Columbus Symphony concert Sunday a community gift

Josh Aerie is a careful Christmas shopper for the 300 to 400 people on his list.

Naturally, he wants his selections to be fresh, creative and heartwarming. And that is the gift that he and the Columbus Symphony Orchestra are giving the community at the mostly volunteer ensemble’s free, annual yuletide concert “A CSO Holiday” at 3:30 p.m. Sunday at The Commons, 300 Washington St. in downtown Columbus.

Most years, the gathering has attracted 300 to 400 people, which represent the dearest music lovers on Aerie’s “list.”

“I love the process of preparing holiday music,” said Aerie, the orchestra’s conductor and music director. “It’s a joy in part because one can look ahead to the concert and know that the audience so appreciates it all and so enjoys hearing that music.

“But I also make a point of programming holiday concerts in a creative and eclectic way, especially for the holidays. I kind of take it as a challenge to ask myself, ‘What new, innovative and creative pieces can we work into the program?

“And I want a balance between fun and recognizable holiday pieces and some like the (strings-only) Josef Suk meditation on the old Czech chorale ‘St.

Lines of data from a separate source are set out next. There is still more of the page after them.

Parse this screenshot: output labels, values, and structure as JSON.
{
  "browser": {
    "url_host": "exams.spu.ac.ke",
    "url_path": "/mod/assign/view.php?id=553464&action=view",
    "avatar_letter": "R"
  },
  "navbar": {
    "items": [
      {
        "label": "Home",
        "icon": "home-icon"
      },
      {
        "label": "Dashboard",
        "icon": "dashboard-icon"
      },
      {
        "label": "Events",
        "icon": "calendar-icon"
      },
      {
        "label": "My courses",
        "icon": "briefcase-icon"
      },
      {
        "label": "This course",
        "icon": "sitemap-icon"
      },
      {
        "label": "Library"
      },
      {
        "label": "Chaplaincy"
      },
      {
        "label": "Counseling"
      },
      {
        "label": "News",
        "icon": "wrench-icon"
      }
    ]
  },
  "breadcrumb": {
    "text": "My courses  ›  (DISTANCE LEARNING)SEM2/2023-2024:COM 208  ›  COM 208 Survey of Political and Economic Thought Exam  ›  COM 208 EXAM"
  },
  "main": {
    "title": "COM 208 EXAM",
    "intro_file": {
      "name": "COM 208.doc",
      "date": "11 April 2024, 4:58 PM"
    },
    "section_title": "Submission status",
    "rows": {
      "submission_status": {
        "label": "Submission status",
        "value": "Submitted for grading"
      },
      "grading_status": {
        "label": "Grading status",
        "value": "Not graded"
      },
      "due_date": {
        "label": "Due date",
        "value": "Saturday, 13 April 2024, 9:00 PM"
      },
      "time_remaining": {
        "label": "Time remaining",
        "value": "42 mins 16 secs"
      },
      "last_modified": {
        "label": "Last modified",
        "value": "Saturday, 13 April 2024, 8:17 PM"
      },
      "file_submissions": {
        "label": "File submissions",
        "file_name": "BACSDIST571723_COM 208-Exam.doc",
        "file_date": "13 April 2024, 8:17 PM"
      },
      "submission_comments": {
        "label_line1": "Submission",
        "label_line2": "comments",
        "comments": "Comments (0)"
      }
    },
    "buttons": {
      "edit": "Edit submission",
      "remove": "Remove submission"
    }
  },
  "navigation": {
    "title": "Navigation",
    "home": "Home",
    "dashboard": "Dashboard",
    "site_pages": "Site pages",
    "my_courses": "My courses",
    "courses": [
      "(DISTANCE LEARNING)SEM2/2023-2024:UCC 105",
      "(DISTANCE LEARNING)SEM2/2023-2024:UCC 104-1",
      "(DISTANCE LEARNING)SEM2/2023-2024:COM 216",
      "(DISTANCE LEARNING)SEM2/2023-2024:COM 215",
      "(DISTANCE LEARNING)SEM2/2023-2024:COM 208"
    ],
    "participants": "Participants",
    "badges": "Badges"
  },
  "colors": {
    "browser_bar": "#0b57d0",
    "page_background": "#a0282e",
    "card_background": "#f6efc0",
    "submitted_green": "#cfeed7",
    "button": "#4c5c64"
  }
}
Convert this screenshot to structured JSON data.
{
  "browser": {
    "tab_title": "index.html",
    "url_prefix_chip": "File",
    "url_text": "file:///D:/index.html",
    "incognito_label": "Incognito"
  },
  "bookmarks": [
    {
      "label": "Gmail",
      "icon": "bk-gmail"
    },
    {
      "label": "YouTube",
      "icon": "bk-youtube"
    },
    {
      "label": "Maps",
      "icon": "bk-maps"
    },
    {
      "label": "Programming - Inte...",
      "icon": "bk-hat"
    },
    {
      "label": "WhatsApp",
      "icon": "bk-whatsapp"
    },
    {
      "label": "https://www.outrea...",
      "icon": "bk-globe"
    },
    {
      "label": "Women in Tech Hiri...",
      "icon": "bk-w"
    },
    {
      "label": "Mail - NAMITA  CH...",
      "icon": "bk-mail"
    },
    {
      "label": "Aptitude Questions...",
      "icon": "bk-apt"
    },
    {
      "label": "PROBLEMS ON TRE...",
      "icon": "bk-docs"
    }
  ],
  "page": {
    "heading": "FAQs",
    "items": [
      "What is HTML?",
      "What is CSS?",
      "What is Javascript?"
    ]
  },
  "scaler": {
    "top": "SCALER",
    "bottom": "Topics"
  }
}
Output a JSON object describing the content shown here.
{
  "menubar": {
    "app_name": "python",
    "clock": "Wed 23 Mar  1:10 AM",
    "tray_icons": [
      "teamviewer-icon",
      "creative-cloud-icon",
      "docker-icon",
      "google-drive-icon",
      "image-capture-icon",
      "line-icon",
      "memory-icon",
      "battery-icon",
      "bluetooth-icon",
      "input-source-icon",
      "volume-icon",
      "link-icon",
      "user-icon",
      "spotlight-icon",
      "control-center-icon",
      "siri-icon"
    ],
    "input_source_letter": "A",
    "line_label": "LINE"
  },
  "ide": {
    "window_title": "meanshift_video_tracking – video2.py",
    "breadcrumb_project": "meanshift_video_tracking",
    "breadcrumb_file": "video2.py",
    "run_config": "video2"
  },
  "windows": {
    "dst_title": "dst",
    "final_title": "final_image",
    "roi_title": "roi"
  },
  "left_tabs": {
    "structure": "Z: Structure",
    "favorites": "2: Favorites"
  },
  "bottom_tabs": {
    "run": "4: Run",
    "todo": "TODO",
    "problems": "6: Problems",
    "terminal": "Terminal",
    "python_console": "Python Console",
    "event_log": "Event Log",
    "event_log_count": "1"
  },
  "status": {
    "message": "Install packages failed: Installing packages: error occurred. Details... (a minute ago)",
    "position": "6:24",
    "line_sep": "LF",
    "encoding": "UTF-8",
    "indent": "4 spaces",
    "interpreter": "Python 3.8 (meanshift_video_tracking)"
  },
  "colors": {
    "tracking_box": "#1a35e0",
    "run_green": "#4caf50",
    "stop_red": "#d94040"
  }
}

Wenceslas.’”

As part of the orchestra’s centennial season, the program, like every one through June, will include some of the ensemble members’ requested pieces that have been done through the years.

On tap are Leroy Anderson’s “Sleigh Ride” and “A Christmas Festival,” and also “Tintinnabulations,” a special orchestral arrangement of “Jingle Bells.”

“That one’s a lot of fun,” Aerie said. “It has a great, jazzy section in the middle and is a really rousing, audience pleaser, and is always a favorite.”

The concert’s centerpiece work will be Felix Mendelssohn’s Symphony No. 5 “Reformation,” which has been a favorite of many orchestra members since Aerie’s first season in 2015. The piece includes the well-known hymn “Now Thank We All Our God” in the fourth movement.

“So that even fits into the Thanksgiving season, which we have just passed,” Aerie said.

Violinist Laura Andrews loves that work, which she first performed with a solo with an orchestra in high school.

“Mendelssohn’s one of my favorite composers, because of his violin concerto,” Andrews said. “I fell in love with it then.”

The Andrews Strings Studio students will entertain on The Commons stage at 3 p.m. with pre-concert tunes.

“This” Andrews said, “is definitely the students’ biggest visibility of the year.”